Merci Monsieur le Président, Madame la Présidente de la commission, cher.e.s collègues, Je commence par dire que je me réjouis de la proposition de cette commission d’enquête. Avec notre groupe parlementaire, nous avons alerté à plusieurs reprises sur l’état des installations nucléaires françaises. J’espère que cette commission d’enquête permettra avec sérieux de montrer la folie vers laquelle nous entraine l’actuelle direction nucléaire d’EDF qui continue à affirmer comme un dogme d’Etat que des réacteurs ne pourront pas être fermées avant 2029 et que des centrales peuvent être sans problème prolongées jusqu’à 50 à 60 ans. Il faut, chers collègues, agir avant qu’il ne soit trop tard.

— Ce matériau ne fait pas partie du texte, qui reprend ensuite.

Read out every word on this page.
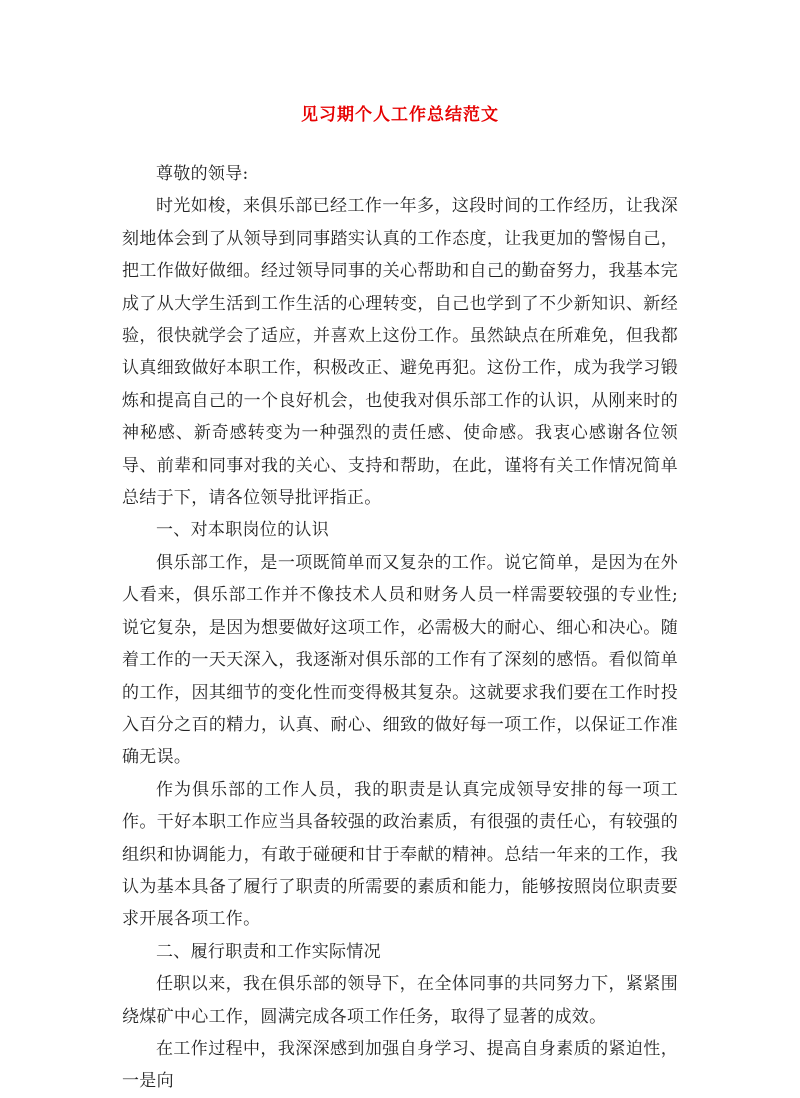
见习期个人工作总结范文

尊敬的领导:

时光如梭，来俱乐部已经工作一年多，这段时间的工作经历，让我深刻地体会到了从领导到同事踏实认真的工作态度，让我更加的警惕自己，把工作做好做细。经过领导同事的关心帮助和自己的勤奋努力，我基本完成了从大学生活到工作生活的心理转变，自己也学到了不少新知识、新经验，很快就学会了适应，并喜欢上这份工作。虽然缺点在所难免，但我都认真细致做好本职工作，积极改正、避免再犯。这份工作，成为我学习锻炼和提高自己的一个良好机会，也使我对俱乐部工作的认识，从刚来时的神秘感、新奇感转变为一种强烈的责任感、使命感。我衷心感谢各位领导、前辈和同事对我的关心、支持和帮助，在此，谨将有关工作情况简单总结于下，请各位领导批评指正。

一、对本职岗位的认识

俱乐部工作，是一项既简单而又复杂的工作。说它简单，是因为在外人看来，俱乐部工作并不像技术人员和财务人员一样需要较强的专业性;说它复杂，是因为想要做好这项工作，必需极大的耐心、细心和决心。随着工作的一天天深入，我逐渐对俱乐部的工作有了深刻的感悟。看似简单的工作，因其细节的变化性而变得极其复杂。这就要求我们要在工作时投入百分之百的精力，认真、耐心、细致的做好每一项工作，以保证工作准确无误。

作为俱乐部的工作人员，我的职责是认真完成领导安排的每一项工作。干好本职工作应当具备较强的政治素质，有很强的责任心，有较强的组织和协调能力，有敢于碰硬和甘于奉献的精神。总结一年来的工作，我认为基本具备了履行了职责的所需要的素质和能力，能够按照岗位职责要求开展各项工作。

二、履行职责和工作实际情况

任职以来，我在俱乐部的领导下，在全体同事的共同努力下，紧紧围绕煤矿中心工作，圆满完成各项工作任务，取得了显著的成效。

在工作过程中，我深深感到加强自身学习、提高自身素质的紧迫性，一是向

Le 12 octobre 2017, l’Autorité de sûreté nucléaire considérait que la situation du parc nucléaire était « préoccupante ». Sur 58 réacteurs nucléaires, elle relevait que 29 présentaient des réseaux de tuyauterie rongés par la rouille à cause du manque d’entretien. Les failles dans la cuve de l’EPR ont mis à jour 471 anomalies sur des pièces forgées dans l'usine Areva du Creusot qui touchent la majorité des centrales ainsi que des documents falsifiés. Comment ce scandale a-t-il pu durer pendant trente ans sans que rien soit entrepris ? Cette commission permettra qu’enfin ce ne soit plus aux associations seules de montrer la vulnérabilité de nos centrales à l’enjeu sécuritaire.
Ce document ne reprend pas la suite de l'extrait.